What Is the Weighted Average Contribution Margin in a Break Even Analysis?
The goal of just about every business is making a profit, and break-even analysis helps you understand just how much business you need to do to reach that goal. When you sell more than one thing, as most business do, break-even analysis relies on a figure called "weighted average contribution margin" to tell you how much closer to profitability you get with each sale.
Break-even analysis involves figuring out how much you need to sell to cover all your costs and start making profit. Break-even analysis requires separating your company's costs into two categories: fixed and variable. Your fixed costs are those that stay the same regardless of how much business you do. Variable costs are those that change according to how much you sell. If you owned, say, an ice cream shop, the rent on the store would be a fixed cost, while ice cream ingredients would be variable costs. Whether you sold no ice cream or 1,000 cones a day, your rent would be the same, but the more ice cream you sold, the more you'd pay for ingredients.
The contribution margin on any given product is the revenue you get from selling it minus the variable costs required to make the sale. If you sell an ice cream cone for $4, and each cone carries $1.50 in variable costs -- such as the ingredients and the direct labor involved in making the ice cream -- then the contribution margin for each cone is $2.50. Each cone you sell contributes $2.50 toward paying your business's fixed costs. If you have $3,000 a month in fixed costs, then you'd have to sell 1,200 cones a month to break even. After you sold 1,200 cones, every additional cone would generate $2.50 in profit.
Most businesses sell more than one thing, so most companies' sales will be a mix of higher- and lower-margin items. This is where the weighted average contribution margin comes in. The weighted average takes the combined contribution margin from all sales and then divides it by the total number of items sold. The result tells you, on average, how much of a contribution you get from each item you sell, whatever it is. A note of caution: Weighted average contribution margin is reliable for break-even forecasting only if your sales mix -- the proportion of your total sales represented by each particular product -- remains roughly the same.
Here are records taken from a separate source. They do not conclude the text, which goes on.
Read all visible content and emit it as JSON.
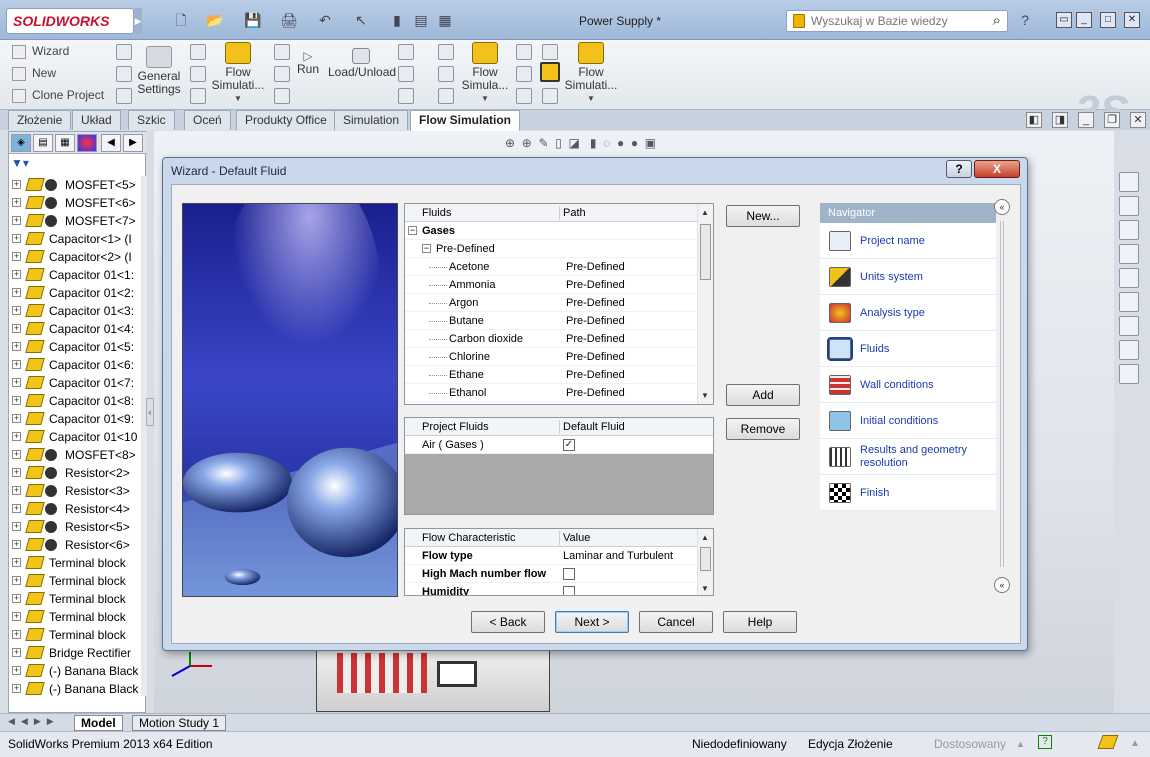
{
  "app": {
    "logo_text": "SOLIDWORKS",
    "document_title": "Power Supply *",
    "search_placeholder": "Wyszukaj w Bazie wiedzy"
  },
  "ribbon": {
    "small_buttons": [
      "Wizard",
      "New",
      "Clone Project"
    ],
    "general_settings": "General\nSettings",
    "flow_sim_1": "Flow\nSimulati...",
    "run": "Run",
    "load_unload": "Load/Unload",
    "flow_sim_2": "Flow\nSimula...",
    "flow_sim_3": "Flow\nSimulati..."
  },
  "tabs": [
    "Złożenie",
    "Układ",
    "Szkic",
    "Oceń",
    "Produkty Office",
    "Simulation",
    "Flow Simulation"
  ],
  "active_tab": "Flow Simulation",
  "tree": [
    {
      "label": "MOSFET<5>",
      "gear": true
    },
    {
      "label": "MOSFET<6>",
      "gear": true
    },
    {
      "label": "MOSFET<7>",
      "gear": true
    },
    {
      "label": "Capacitor<1> (I",
      "gear": false
    },
    {
      "label": "Capacitor<2> (I",
      "gear": false
    },
    {
      "label": "Capacitor 01<1:",
      "gear": false
    },
    {
      "label": "Capacitor 01<2:",
      "gear": false
    },
    {
      "label": "Capacitor 01<3:",
      "gear": false
    },
    {
      "label": "Capacitor 01<4:",
      "gear": false
    },
    {
      "label": "Capacitor 01<5:",
      "gear": false
    },
    {
      "label": "Capacitor 01<6:",
      "gear": false
    },
    {
      "label": "Capacitor 01<7:",
      "gear": false
    },
    {
      "label": "Capacitor 01<8:",
      "gear": false
    },
    {
      "label": "Capacitor 01<9:",
      "gear": false
    },
    {
      "label": "Capacitor 01<10",
      "gear": false
    },
    {
      "label": "MOSFET<8>",
      "gear": true
    },
    {
      "label": "Resistor<2>",
      "gear": true
    },
    {
      "label": "Resistor<3>",
      "gear": true
    },
    {
      "label": "Resistor<4>",
      "gear": true
    },
    {
      "label": "Resistor<5>",
      "gear": true
    },
    {
      "label": "Resistor<6>",
      "gear": true
    },
    {
      "label": "Terminal block",
      "gear": false
    },
    {
      "label": "Terminal block",
      "gear": false
    },
    {
      "label": "Terminal block",
      "gear": false
    },
    {
      "label": "Terminal block",
      "gear": false
    },
    {
      "label": "Terminal block",
      "gear": false
    },
    {
      "label": "Bridge Rectifier",
      "gear": false
    },
    {
      "label": "(-) Banana Black",
      "gear": false
    },
    {
      "label": "(-) Banana Black",
      "gear": false
    }
  ],
  "dialog": {
    "title": "Wizard - Default Fluid",
    "help_btn": "?",
    "close_btn": "X",
    "fluids_header": {
      "c1": "Fluids",
      "c2": "Path"
    },
    "gases_label": "Gases",
    "predefined_label": "Pre-Defined",
    "fluids": [
      {
        "name": "Acetone",
        "path": "Pre-Defined"
      },
      {
        "name": "Ammonia",
        "path": "Pre-Defined"
      },
      {
        "name": "Argon",
        "path": "Pre-Defined"
      },
      {
        "name": "Butane",
        "path": "Pre-Defined"
      },
      {
        "name": "Carbon dioxide",
        "path": "Pre-Defined"
      },
      {
        "name": "Chlorine",
        "path": "Pre-Defined"
      },
      {
        "name": "Ethane",
        "path": "Pre-Defined"
      },
      {
        "name": "Ethanol",
        "path": "Pre-Defined"
      }
    ],
    "project_header": {
      "c1": "Project Fluids",
      "c2": "Default Fluid"
    },
    "project_fluids": [
      {
        "name": "Air ( Gases )",
        "default": true
      }
    ],
    "flow_header": {
      "c1": "Flow Characteristic",
      "c2": "Value"
    },
    "flow_rows": [
      {
        "name": "Flow type",
        "value": "Laminar and Turbulent"
      },
      {
        "name": "High Mach number flow",
        "value": ""
      },
      {
        "name": "Humidity",
        "value": ""
      }
    ],
    "buttons": {
      "new": "New...",
      "add": "Add",
      "remove": "Remove",
      "back": "< Back",
      "next": "Next >",
      "cancel": "Cancel",
      "help": "Help"
    },
    "navigator": {
      "header": "Navigator",
      "items": [
        "Project name",
        "Units system",
        "Analysis type",
        "Fluids",
        "Wall conditions",
        "Initial conditions",
        "Results and geometry resolution",
        "Finish"
      ],
      "selected": "Fluids"
    }
  },
  "bottom_tabs": [
    "Model",
    "Motion Study 1"
  ],
  "status": {
    "edition": "SolidWorks Premium 2013 x64 Edition",
    "state": "Niedodefiniowany",
    "mode": "Edycja Złożenie",
    "custom": "Dostosowany"
  },
  "colors": {
    "accent": "#1f3f9c",
    "navigator_header": "#9fb3c9",
    "tree_icon": "#f0c419"
  }
}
Say that instead of selling just ice cream cones, you sell four products: cones, shakes, sundaes and cookies. Cones are 40 percent of your business and have a contribution margin of $2.50 apiece. Shakes are 25 percent and have a margin of $1. Sundaes are 20 percent, with a margin of $3. And cookies are 15 percent, with a margin of $1.50. Out of every 100 sales, you'll sell 40 cones, with a total contribution margin of $100 (40 x $2.50). You'll sell 25 shakes with a total margin of $25; 20 sundaes with a margin of $60; and 15 cookies with a margin of $22.50. Total margin for all 100 sales: $162.50. That's $1.625 per item sold. The $1.625 figure is the weighted average contribution margin. If you have $3,000 a month in fixed costs, you'll need to sell about 1,847 items to break even -- assuming that the 40/25/20/15-percent sales mix holds into the future.